B.G. Obviamente, no es un problema técnico. Las comunidades son muy celosas de sus datos. Es como un búnker: si mis datos no son homogéneos con los de los demás, así no me pueden comparar. Paradójicamente, la gran ventaja del sistema descentralizado es la riqueza de las experiencias, pero, al no tener datos homogéneos y comparables, esa ventaja deja de existir. Montar un sistema de datos transparente y útil es uno de los grandes retos.
XL. Como experta en economía de la salud, ¿hemos pagado ahora los recortes de la crisis?
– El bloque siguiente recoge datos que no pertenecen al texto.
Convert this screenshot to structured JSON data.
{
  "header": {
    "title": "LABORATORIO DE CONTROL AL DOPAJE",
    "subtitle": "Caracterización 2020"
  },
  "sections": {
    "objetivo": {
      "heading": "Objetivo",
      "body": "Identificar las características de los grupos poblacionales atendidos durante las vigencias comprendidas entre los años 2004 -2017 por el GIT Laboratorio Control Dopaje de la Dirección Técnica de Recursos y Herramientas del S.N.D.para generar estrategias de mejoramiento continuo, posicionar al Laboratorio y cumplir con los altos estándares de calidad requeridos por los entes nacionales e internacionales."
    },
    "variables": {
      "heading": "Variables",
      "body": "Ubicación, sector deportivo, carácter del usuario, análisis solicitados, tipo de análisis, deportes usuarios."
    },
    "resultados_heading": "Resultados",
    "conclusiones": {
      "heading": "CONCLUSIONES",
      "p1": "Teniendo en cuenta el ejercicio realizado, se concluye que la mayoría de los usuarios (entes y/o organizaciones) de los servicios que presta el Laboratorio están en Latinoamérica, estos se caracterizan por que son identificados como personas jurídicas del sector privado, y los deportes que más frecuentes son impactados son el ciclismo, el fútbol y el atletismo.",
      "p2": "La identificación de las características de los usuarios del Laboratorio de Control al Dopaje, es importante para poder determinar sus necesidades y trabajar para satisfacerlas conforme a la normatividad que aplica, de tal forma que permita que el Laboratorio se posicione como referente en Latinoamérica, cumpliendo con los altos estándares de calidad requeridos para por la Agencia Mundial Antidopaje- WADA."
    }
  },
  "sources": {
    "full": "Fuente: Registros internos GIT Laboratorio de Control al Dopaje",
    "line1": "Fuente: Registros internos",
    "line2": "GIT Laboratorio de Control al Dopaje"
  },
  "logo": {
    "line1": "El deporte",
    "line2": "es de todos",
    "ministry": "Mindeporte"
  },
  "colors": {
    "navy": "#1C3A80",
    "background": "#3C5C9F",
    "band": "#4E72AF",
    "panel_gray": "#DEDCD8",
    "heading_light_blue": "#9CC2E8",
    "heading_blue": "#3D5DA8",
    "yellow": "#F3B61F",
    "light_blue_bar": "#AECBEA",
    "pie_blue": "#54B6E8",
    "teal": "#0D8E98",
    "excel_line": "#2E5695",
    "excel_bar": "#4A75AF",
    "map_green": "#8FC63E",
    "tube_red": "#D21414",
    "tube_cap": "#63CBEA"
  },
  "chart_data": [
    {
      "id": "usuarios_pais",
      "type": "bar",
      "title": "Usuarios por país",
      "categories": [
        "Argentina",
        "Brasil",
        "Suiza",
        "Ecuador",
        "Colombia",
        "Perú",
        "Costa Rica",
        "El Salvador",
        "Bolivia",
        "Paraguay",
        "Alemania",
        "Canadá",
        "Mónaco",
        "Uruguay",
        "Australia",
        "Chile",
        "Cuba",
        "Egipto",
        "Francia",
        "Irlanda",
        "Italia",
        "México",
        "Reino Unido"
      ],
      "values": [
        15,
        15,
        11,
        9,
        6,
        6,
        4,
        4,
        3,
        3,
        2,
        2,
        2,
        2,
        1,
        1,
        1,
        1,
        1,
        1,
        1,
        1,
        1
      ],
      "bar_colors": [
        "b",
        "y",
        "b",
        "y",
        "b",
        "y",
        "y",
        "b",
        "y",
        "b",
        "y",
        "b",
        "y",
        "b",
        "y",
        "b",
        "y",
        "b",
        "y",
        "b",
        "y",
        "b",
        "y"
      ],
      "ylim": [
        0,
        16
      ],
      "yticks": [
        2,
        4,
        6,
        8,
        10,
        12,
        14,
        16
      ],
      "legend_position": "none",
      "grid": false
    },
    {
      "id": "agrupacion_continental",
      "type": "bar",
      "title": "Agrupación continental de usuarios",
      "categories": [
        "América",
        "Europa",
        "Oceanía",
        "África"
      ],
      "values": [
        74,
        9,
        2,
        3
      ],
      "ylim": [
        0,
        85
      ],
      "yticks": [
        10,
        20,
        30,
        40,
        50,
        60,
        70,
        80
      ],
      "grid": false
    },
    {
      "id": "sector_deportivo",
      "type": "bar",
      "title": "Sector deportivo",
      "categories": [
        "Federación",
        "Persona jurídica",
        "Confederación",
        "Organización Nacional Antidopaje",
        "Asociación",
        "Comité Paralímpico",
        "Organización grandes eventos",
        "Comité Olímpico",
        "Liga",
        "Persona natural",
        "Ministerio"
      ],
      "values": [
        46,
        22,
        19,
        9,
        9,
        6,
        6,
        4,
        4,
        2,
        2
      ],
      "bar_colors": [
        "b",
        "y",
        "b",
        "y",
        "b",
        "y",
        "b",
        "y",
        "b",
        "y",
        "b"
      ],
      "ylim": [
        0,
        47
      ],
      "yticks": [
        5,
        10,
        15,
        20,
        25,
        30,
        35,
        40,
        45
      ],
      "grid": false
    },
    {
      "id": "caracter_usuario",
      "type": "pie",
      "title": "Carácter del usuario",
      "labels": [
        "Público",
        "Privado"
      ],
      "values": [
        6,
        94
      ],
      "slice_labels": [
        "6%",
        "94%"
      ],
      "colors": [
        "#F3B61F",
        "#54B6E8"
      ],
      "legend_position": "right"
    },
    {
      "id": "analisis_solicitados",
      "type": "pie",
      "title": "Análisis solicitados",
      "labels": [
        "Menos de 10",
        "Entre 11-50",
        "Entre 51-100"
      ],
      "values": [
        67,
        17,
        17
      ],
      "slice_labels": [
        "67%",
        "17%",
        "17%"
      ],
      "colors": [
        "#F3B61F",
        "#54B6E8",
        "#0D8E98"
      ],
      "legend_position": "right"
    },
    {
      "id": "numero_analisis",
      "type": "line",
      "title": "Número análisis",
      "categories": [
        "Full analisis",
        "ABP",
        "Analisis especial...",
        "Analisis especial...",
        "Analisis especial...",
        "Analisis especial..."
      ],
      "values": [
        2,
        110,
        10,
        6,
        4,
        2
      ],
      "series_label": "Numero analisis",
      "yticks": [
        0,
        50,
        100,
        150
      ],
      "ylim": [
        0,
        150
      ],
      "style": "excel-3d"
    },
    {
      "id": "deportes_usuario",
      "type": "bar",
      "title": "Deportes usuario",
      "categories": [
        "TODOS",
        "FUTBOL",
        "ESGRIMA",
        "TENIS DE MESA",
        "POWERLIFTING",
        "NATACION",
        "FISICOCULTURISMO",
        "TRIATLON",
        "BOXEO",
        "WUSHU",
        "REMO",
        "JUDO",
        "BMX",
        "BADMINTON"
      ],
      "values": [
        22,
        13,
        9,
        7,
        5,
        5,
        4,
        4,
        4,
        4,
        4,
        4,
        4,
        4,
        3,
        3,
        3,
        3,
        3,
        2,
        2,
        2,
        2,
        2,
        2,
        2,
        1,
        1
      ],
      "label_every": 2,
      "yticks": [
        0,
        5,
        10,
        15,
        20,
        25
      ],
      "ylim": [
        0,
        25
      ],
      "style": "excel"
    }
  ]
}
B.G. Es posible, pero no puedo afirmarlo de forma contundente. Ya habíamos recuperado los niveles de gasto sanitario precrisis. Hay otro fenómeno importante: el impresionante crecimiento de la red privada, tanto por el número de nuevas pólizas como el de médicos, que en algunas especialidades ha crecido un 40 por ciento. Esto tiene que ver con la desazón de los profesionales, que se consideran maltratados y mal remunerados. Pero también indica una desafección social por el sistema de todos. Ese es el telón de fondo de la COVID. A lo mejor, la crisis no tuvo un impacto tan directo por los recortes, sino por las transformaciones indirectas suscitadas por esos recortes.
XL. Recientemente, el doctor Cavadas, que también ha pedido una auditoría externa, cuestionaba que la crisis sanitaria fuera prioritaria frente a la económica. ¿Qué opina?
B.G. Si no somos capaces de controlar la trasmisión y llegamos a una crisis económica con altos niveles de empobrecimiento, eso acabará afectando más a la salud que la COVID.